New Report: Employing and Engaging Families with Young Children, 2024

Scheduling

Helping employees plan for care needs and accommodating work schedules that create stability and predictability for working parents.

Flexible Scheduling

Research shows that flexibility in all forms is one of the most beneficial policies to help employees balance family and work. Having some control over when or where to work allows employees to juggle the workload and child care needs, according to the National Council on Family Relations.

Flexibility offers a number of benefits for employers as well, including:
  • improved employee morale;
  • reduced absenteeism;
  • improved retention;
  • and higher productivity.
The U.S. Chamber of Commerce Foundation outlines several strategies to support working parents, including flexible scheduling. In their Employer Roadmap: Childcare Solutions for Working Parents guide, they identify this strategy as one that is low-cost, has both an immediate and long-term impact, and can be executed in multiple ways.

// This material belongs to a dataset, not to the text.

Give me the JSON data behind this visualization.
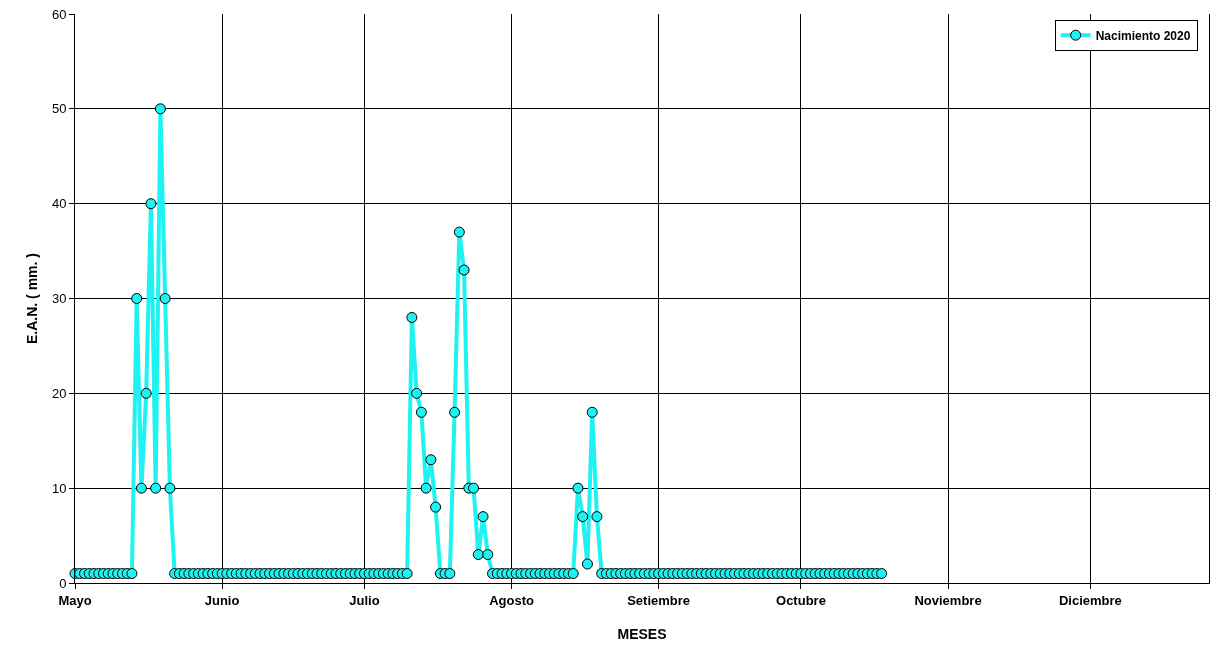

It’s important for employers to understand how child care contributes to last minute scheduling changes and depending on specific needs, recognize that finding care outside of traditional business hours can be extremely difficult.

Predictive Scheduling

Industries such as manufacturing and hospitality rely on employees who can work in person during a set shift. For this type of work, predictive scheduling ensures that employees have some control over their scheduled working hours, which allows them to find stable care for their children.
Research shows that work schedules can greatly impact parents’ ability to find and maintain high-quality child care. Employees with nonstandard work hours, such as night shifts, often have trouble finding care, as most formal child care centers are closed when they work.
Likewise, employees with unstable schedules or those who face schedule changes due to on-call work or last-minute shift changes often rely on numerous care arrangements, informal care arrangements, such as babysitters and siblings, or are forced to leave children without care.
 

Predictive scheduling includes the following best practices, according to the National Women’s Law Center:

  • offering employees input into their work schedules;
  • not changing work schedules without employees’ consent;
  • giving employees their schedules as least two weeks in advance;
  • minimizing disruptions to schedules or last-minute schedule changes; and
  • offering expanded hours for part-time employees instead of hiring new employees.